L’abbraccio – di Iole Palumbo

Tra pochi giorni avrebbe compiuto 40 anni e non aveva mai avuto nessun desiderio di maternità. Con lei l’orologio biologico aveva suonato invano. E quando qualcuno le diceva che un giorno si sarebbe sposata provava un fastidio epidermico, che non riusciva a penetrare oltre il terzo strato di pelle tanto era veloce ad allontanare da sé quell’idea. Quando per la prima volta si era trovata con le spalle all’obelisco di piazza del Popolo aveva deciso: Roma era la sua città. E così era stato. Purtroppo era dovuta tornare al suo paese, per una questione familiare, pochi mesi e sarebbe ripartita. La considerava una breve parentesi, una specie di vacanza catartica. 
Quella mattina si era fermata a parlare con le sue cugine, sentiva che la scrutavano con compassione e stavano per chiederle se avesse deciso di sistemarsi, sì questa era la parola che usavano: sistemarsi. Cioè? Adeguarsi al sistema? Aveva sorriso tra sé e sé, cercando una via d’uscita. Eccola, Elisa! La sua vecchia compagna di banco, avevano organizzato decine di collettivi e autogestioni assieme. Poi lei aveva incontrato il suo compagno e si erano perse. Corse ad abbracciarla, ma la sentì rigida. “Ci stringiamo?” disse allontanandosi. Non ci aveva pensato, la tv predicava da giorni niente abbracci, baci e strette di mano. Girava una brutta influenza, con una strana sigla covid 19. Ma era in Cina e lì mangiano i pipistrelli. Le veniva da ridere, “Quelle raccomandazioni al Sud non sarebbero mai state ascoltate”. E poi era Carnevale! Quel giorno, però, Elisa l’aveva turbata. 
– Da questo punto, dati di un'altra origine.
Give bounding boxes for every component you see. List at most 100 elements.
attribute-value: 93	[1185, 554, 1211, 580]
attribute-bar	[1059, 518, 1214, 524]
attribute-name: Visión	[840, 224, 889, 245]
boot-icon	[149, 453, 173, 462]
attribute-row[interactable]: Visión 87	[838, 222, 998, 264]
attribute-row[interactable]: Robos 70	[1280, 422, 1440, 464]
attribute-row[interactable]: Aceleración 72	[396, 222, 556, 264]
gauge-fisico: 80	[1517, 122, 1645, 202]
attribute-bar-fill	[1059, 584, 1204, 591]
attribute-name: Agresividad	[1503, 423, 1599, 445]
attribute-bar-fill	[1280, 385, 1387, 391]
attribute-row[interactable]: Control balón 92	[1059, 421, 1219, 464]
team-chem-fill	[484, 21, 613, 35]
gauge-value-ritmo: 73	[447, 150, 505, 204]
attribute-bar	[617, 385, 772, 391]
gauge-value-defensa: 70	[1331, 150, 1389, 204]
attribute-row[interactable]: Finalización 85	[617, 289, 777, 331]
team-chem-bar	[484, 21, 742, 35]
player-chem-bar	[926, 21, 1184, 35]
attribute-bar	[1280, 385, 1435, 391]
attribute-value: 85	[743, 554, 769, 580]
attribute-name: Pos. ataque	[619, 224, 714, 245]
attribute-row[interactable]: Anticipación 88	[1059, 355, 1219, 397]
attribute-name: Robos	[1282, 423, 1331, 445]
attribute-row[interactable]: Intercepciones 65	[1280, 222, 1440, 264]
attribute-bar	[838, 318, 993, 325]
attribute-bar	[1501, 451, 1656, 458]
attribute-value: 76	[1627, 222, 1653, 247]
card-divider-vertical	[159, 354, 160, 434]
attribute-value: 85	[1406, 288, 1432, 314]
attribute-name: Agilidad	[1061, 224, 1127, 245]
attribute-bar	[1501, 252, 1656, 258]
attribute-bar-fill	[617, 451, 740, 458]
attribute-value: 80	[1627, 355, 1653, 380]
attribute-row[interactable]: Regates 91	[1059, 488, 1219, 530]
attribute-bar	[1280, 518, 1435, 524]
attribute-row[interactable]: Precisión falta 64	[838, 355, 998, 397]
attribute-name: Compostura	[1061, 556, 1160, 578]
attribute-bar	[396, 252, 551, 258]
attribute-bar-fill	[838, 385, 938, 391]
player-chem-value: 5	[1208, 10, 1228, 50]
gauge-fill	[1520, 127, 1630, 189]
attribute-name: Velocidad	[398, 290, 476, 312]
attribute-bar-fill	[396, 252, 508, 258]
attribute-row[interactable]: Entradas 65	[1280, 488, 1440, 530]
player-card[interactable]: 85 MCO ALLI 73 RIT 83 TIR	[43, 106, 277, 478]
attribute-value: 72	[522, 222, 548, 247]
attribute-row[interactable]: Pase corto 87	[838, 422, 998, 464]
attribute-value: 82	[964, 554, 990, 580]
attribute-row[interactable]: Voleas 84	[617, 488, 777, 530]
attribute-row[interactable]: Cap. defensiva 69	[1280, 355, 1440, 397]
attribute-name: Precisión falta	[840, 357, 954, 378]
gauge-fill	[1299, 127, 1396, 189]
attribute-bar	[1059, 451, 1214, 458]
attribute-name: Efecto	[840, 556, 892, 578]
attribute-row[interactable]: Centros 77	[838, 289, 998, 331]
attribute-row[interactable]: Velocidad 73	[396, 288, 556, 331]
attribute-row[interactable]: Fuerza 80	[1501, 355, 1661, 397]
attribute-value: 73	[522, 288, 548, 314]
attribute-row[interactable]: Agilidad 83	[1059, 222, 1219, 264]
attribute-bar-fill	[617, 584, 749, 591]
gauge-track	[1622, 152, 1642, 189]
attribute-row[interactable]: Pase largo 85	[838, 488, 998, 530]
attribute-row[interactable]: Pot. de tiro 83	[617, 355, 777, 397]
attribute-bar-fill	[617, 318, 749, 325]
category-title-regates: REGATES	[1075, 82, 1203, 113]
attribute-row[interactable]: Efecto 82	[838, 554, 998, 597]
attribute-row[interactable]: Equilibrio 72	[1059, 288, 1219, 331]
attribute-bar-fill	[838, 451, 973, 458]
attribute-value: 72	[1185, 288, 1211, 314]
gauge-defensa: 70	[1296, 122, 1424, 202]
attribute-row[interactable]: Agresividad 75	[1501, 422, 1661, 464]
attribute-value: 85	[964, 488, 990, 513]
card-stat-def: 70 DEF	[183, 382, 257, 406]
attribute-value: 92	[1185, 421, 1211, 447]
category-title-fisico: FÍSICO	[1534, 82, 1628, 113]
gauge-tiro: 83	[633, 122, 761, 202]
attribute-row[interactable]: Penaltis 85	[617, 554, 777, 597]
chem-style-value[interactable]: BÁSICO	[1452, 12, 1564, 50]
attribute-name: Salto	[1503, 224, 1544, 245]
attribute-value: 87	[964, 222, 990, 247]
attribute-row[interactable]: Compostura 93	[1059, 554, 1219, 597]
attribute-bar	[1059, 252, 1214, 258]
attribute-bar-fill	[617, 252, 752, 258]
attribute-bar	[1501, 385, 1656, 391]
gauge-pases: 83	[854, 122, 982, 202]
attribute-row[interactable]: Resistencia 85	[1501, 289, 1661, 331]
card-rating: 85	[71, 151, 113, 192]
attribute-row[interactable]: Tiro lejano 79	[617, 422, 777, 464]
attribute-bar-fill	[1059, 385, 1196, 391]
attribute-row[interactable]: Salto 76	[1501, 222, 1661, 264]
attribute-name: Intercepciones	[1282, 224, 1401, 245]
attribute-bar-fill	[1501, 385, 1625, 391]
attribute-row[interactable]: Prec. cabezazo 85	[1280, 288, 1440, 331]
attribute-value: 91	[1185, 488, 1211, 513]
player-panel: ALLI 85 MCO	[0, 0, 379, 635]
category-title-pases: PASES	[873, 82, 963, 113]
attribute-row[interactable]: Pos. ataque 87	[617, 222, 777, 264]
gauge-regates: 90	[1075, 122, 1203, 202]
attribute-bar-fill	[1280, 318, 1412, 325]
Gli incontri della mattinata le avevano suscitato un senso di nausea, pensava agli happy hour di Ponte Milvio! Si mise a letto senza pranzare, moriva di sonno. Le coperte parevano un macigno. Le buttò via, provò a chiudere gli occhi e sentì degli spilli che trapassavano la cornea. Ora tremava dal freddo. Maledisse quelle due che l’avevano costretta a fermarsi così sudata. Il termometro era nel comodino affianco, doveva solo girarsi e aprire il cassetto. Il braccio era un corpo estraneo, non riusciva a trasmettere il comando. Finalmente riuscì ad afferrare quell’aggeggio. A fatica mise a fuoco il numero che lampeggiava rosso: 39.8. 
Cercò di respirare, doveva raggiungere il bagno, prendere un antipiretico e tutto sarebbe tornato a posto. Il prossimo anno al diavolo le sue convinzioni sui metodi naturali, avrebbe fatto il vaccino e non avrebbe più patito questo strazio. Si trascinò avanti allo specchio quasi a carponi, mantenendosi al muro. Era sicura di essersi guardata al suo rientro e di aver visto i suoi occhi grandi e intensi. Adesso non distingueva la pupilla, c’era rosso ovunque. 
Mandò un vocale alla sorella e lei disse che avrebbe lasciato un piatto caldo avanti alla porta, ma non sarebbe entrata. C’era da aspettarselo, fin da piccole era stata una fifona egoista. Chiamò allora il medico che prescrisse un antibiotico e le intimò di non uscire.  Non le restava che mettersi a letto e aspettare. 
Per ore nessuno si fece vivo, poi il telefono squillò, era il suo parrucchiere. “No, non era proprio il momento!” pensò. Da quando era tornata, la chiamava ogni volta che doveva fare pubblicità ad un nuovo prodotto. Lui sfruttava le sfumature naturali dei suoi capelli e lei aveva la piega gratis. Ma stavolta no. Era furibondo, la ricoprì di insulti. Se non aveva capito male, il suo negozio si era svuotato appena le clienti avevano ascoltato un audio con la voce di sua sorella. Diceva al marito: “quell’imprudente, si è beccata il corona virus! Le piace andare in giro. Eh no, stavolta non l’aiuto. Ho i bambini non posso farle da balia!”.  
Aprì facebook e le apparve la sua foto e il suo nome: “chiunque abbia avuto rapporti con questa persona è pregato di chiudersi in casa per 15 giorni”, a pubblicarlo era qualcuno che neanche conosceva, residente a Roma. Evitò di aprire i 132 commenti per salvaguardare la sua salute mentale. 
Si affacciò al balcone e vide le finestre intorno tappate, la signora di fronte con una valigia saliva in auto spingendo i figli che la imploravano di portare via anche la play. Eppure la febbre era scesa con una sola tachipirina. Finalmente era serena.